Just like school I think it is as equally difficult to be understood and for your needs to always be met at work. I hope that awareness week reaches employers too so that they can learn how to make a work environment easier for their employees with hidden conditions. Another dilemma that I know many face during the job application stage, is when should you disclose your Dyspraxia? I’ve found this question a pain to answer because I don’t think there’s a simple solution. I think a lot depends on the organisation you are applying to and how comfortable you feel with your differences. I’ve gone through stages when I didn’t disclose at all to writing ‘Dyspraxia’ on every application I completed. I have now realised that It’s important to be open from the start, so if there’s a ‘disability’ box I will disclose my Dyspraxia. If the organisation don’t want to offer me an interview or employ me because of my Dyspraxia, then quite frankly I don’t want to be working for that kind of organisation.

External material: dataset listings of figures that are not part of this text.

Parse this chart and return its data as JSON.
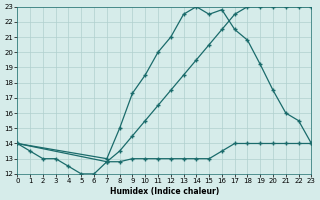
{
  "xlabel": "Humidex (Indice chaleur)",
  "bg_color": "#d6ecea",
  "line_color": "#1a6b6b",
  "grid_color": "#b0d0ce",
  "xlim": [
    0,
    23
  ],
  "ylim": [
    12,
    23
  ],
  "yticks": [
    12,
    13,
    14,
    15,
    16,
    17,
    18,
    19,
    20,
    21,
    22,
    23
  ],
  "xticks": [
    0,
    1,
    2,
    3,
    4,
    5,
    6,
    7,
    8,
    9,
    10,
    11,
    12,
    13,
    14,
    15,
    16,
    17,
    18,
    19,
    20,
    21,
    22,
    23
  ],
  "line1_x": [
    0,
    1,
    2,
    3,
    4,
    5,
    6,
    7,
    8,
    9,
    10,
    11,
    12,
    13,
    14,
    15,
    16,
    17,
    18,
    19,
    20,
    21,
    22,
    23
  ],
  "line1_y": [
    14.0,
    13.5,
    13.0,
    13.0,
    12.5,
    12.0,
    12.0,
    12.8,
    13.5,
    14.5,
    15.5,
    16.5,
    17.5,
    18.5,
    19.5,
    20.5,
    21.5,
    22.5,
    23.0,
    23.0,
    23.0,
    23.0,
    23.0,
    23.0
  ],
  "line2_x": [
    0,
    7,
    8,
    9,
    10,
    11,
    12,
    13,
    14,
    15,
    16,
    17,
    18,
    19,
    20,
    21,
    22,
    23
  ],
  "line2_y": [
    14.0,
    13.0,
    15.0,
    17.3,
    18.5,
    20.0,
    21.0,
    22.5,
    23.0,
    22.5,
    22.8,
    21.5,
    20.8,
    19.2,
    17.5,
    16.0,
    15.5,
    14.0
  ],
  "line3_x": [
    0,
    7,
    8,
    9,
    10,
    11,
    12,
    13,
    14,
    15,
    16,
    17,
    18,
    19,
    20,
    21,
    22,
    23
  ],
  "line3_y": [
    14.0,
    12.8,
    12.8,
    13.0,
    13.0,
    13.0,
    13.0,
    13.0,
    13.0,
    13.0,
    13.5,
    14.0,
    14.0,
    14.0,
    14.0,
    14.0,
    14.0,
    14.0
  ]
}
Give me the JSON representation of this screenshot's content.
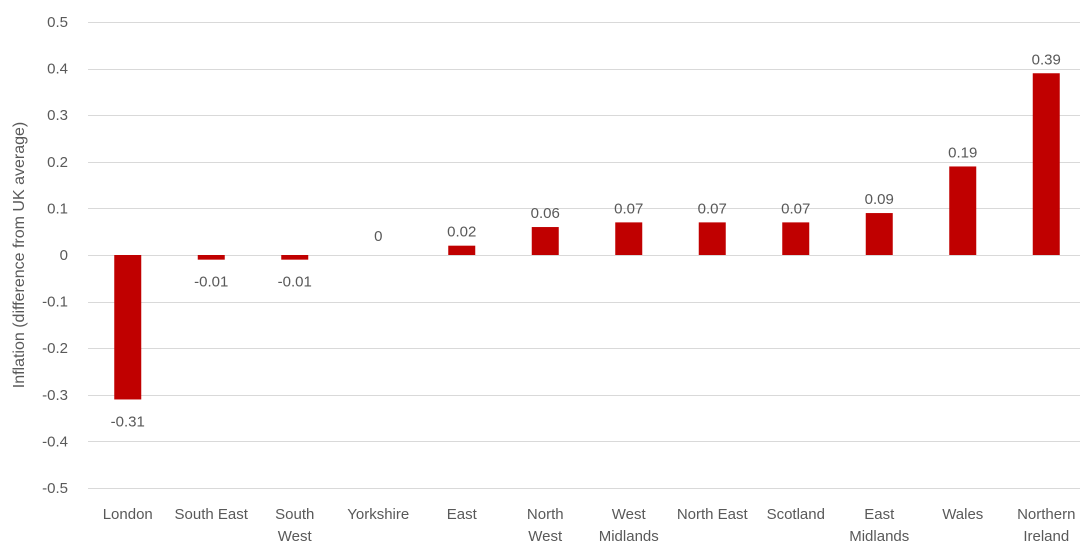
{
  "chart_data": {
    "type": "bar",
    "title": "",
    "xlabel": "",
    "ylabel": "Inflation (difference from UK average)",
    "ylim": [
      -0.5,
      0.5
    ],
    "yticks": [
      0.5,
      0.4,
      0.3,
      0.2,
      0.1,
      0,
      -0.1,
      -0.2,
      -0.3,
      -0.4,
      -0.5
    ],
    "ytick_labels": [
      "0.5",
      "0.4",
      "0.3",
      "0.2",
      "0.1",
      "0",
      "-0.1",
      "-0.2",
      "-0.3",
      "-0.4",
      "-0.5"
    ],
    "grid": true,
    "bar_color": "#c00000",
    "categories": [
      [
        "London"
      ],
      [
        "South East"
      ],
      [
        "South",
        "West"
      ],
      [
        "Yorkshire"
      ],
      [
        "East"
      ],
      [
        "North",
        "West"
      ],
      [
        "West",
        "Midlands"
      ],
      [
        "North East"
      ],
      [
        "Scotland"
      ],
      [
        "East",
        "Midlands"
      ],
      [
        "Wales"
      ],
      [
        "Northern",
        "Ireland"
      ]
    ],
    "values": [
      -0.31,
      -0.01,
      -0.01,
      0,
      0.02,
      0.06,
      0.07,
      0.07,
      0.07,
      0.09,
      0.19,
      0.39
    ],
    "data_labels": [
      "-0.31",
      "-0.01",
      "-0.01",
      "0",
      "0.02",
      "0.06",
      "0.07",
      "0.07",
      "0.07",
      "0.09",
      "0.19",
      "0.39"
    ]
  }
}
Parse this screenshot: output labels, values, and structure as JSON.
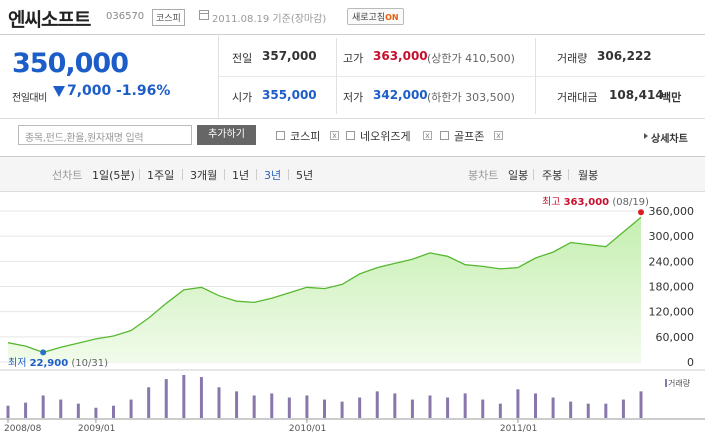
{
  "header": {
    "stock_name": "엔씨소프트",
    "stock_code": "036570",
    "market_badge": "코스피",
    "date_text": "2011.08.19 기준(장마감)",
    "refresh_label": "새로고침",
    "refresh_state": "ON"
  },
  "summary": {
    "price": "350,000",
    "change_label": "전일대비",
    "change_value": "7,000",
    "change_pct": "-1.96%",
    "prev_close_label": "전일",
    "prev_close": "357,000",
    "high_label": "고가",
    "high": "363,000",
    "upper_limit": "(상한가 410,500)",
    "volume_label": "거래량",
    "volume": "306,222",
    "open_label": "시가",
    "open": "355,000",
    "low_label": "저가",
    "low": "342,000",
    "lower_limit": "(하한가 303,500)",
    "amount_label": "거래대금",
    "amount": "108,414",
    "amount_unit": "백만"
  },
  "search": {
    "placeholder": "종목,펀드,환율,원자재명 입력",
    "add_button": "추가하기",
    "compare": [
      {
        "label": "코스피"
      },
      {
        "label": "네오위즈게"
      },
      {
        "label": "골프존"
      }
    ],
    "detail_link": "상세차트"
  },
  "tabs": {
    "line_label": "선차트",
    "line_options": [
      "1일(5분)",
      "1주일",
      "3개월",
      "1년",
      "3년",
      "5년"
    ],
    "selected": "3년",
    "candle_label": "봉차트",
    "candle_options": [
      "일봉",
      "주봉",
      "월봉"
    ]
  },
  "colors": {
    "accent_blue": "#1d5dc8",
    "up_red": "#c8102e",
    "line_green": "#58b832",
    "volume_bar": "#8877aa"
  },
  "chart_data": {
    "type": "area",
    "ylim": [
      0,
      360000
    ],
    "yticks": [
      "360,000",
      "300,000",
      "240,000",
      "180,000",
      "120,000",
      "60,000",
      "0"
    ],
    "ytick_values": [
      360000,
      300000,
      240000,
      180000,
      120000,
      60000,
      0
    ],
    "xticks": [
      "2008/08",
      "2009/01",
      "2010/01",
      "2011/01"
    ],
    "high_label": "최고",
    "high_value": "363,000",
    "high_date": "(08/19)",
    "low_label": "최저",
    "low_value": "22,900",
    "low_date": "(10/31)",
    "volume_label": "거래량",
    "x": [
      "2008/08",
      "2008/09",
      "2008/10",
      "2008/11",
      "2008/12",
      "2009/01",
      "2009/02",
      "2009/03",
      "2009/04",
      "2009/05",
      "2009/06",
      "2009/07",
      "2009/08",
      "2009/09",
      "2009/10",
      "2009/11",
      "2009/12",
      "2010/01",
      "2010/02",
      "2010/03",
      "2010/04",
      "2010/05",
      "2010/06",
      "2010/07",
      "2010/08",
      "2010/09",
      "2010/10",
      "2010/11",
      "2010/12",
      "2011/01",
      "2011/02",
      "2011/03",
      "2011/04",
      "2011/05",
      "2011/06",
      "2011/07",
      "2011/08"
    ],
    "series": [
      {
        "values": [
          46000,
          38000,
          22900,
          35000,
          45000,
          55000,
          62000,
          75000,
          105000,
          140000,
          172000,
          178000,
          158000,
          145000,
          142000,
          152000,
          165000,
          178000,
          175000,
          185000,
          210000,
          225000,
          235000,
          245000,
          260000,
          252000,
          232000,
          228000,
          222000,
          225000,
          248000,
          262000,
          285000,
          280000,
          275000,
          310000,
          345000
        ]
      }
    ],
    "volume_values": [
      12,
      15,
      22,
      18,
      14,
      10,
      12,
      18,
      30,
      38,
      42,
      40,
      30,
      26,
      22,
      24,
      20,
      22,
      18,
      16,
      20,
      26,
      24,
      18,
      22,
      20,
      24,
      18,
      14,
      28,
      24,
      20,
      16,
      14,
      14,
      18,
      26
    ]
  }
}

A challenge I have faced at work recently is being given lots of information and instructions without the time to process what I have just heard, this makes me feel incredibly overwhelmed, especially in a work situation when I want to prove that I am good at my job. To deal with this I try to take time out, away from my colleagues to collect my thoughts, I also remind people that I need things written down. Most people are accommodating of this. despite not really understanding. Sometimes it takes a bit of pushing to get the reasonable adjustments you deserve. I would like to think in the society we live in today people are accommodating and supportive of those with disabilities, I know that is far from the case in many employment sectors- sadly there is still the old fashioned view that if we can’t see it, it isn’t there. We need to work together to change this misconception.
It is more than likely that there will be someone with Dyspraxia in your workplace or university, that little bit of support and understanding can mean the world to them. When people write things down for me without being asked, I know that they are starting to ‘get it’ and having the extra time to do things is more valuable to me than anything else- I don’t think I’d be able to function without it.
This week is about talking about Dyspraxia. Adapting to support those whose brains are wired slightly differently should be the norm and not a rare occurrence. It’s time to offer a helping hand or an understanding nod to those who may sometimes struggle and to realise that the conditions needing more recognition and acceptance are those that we can not see.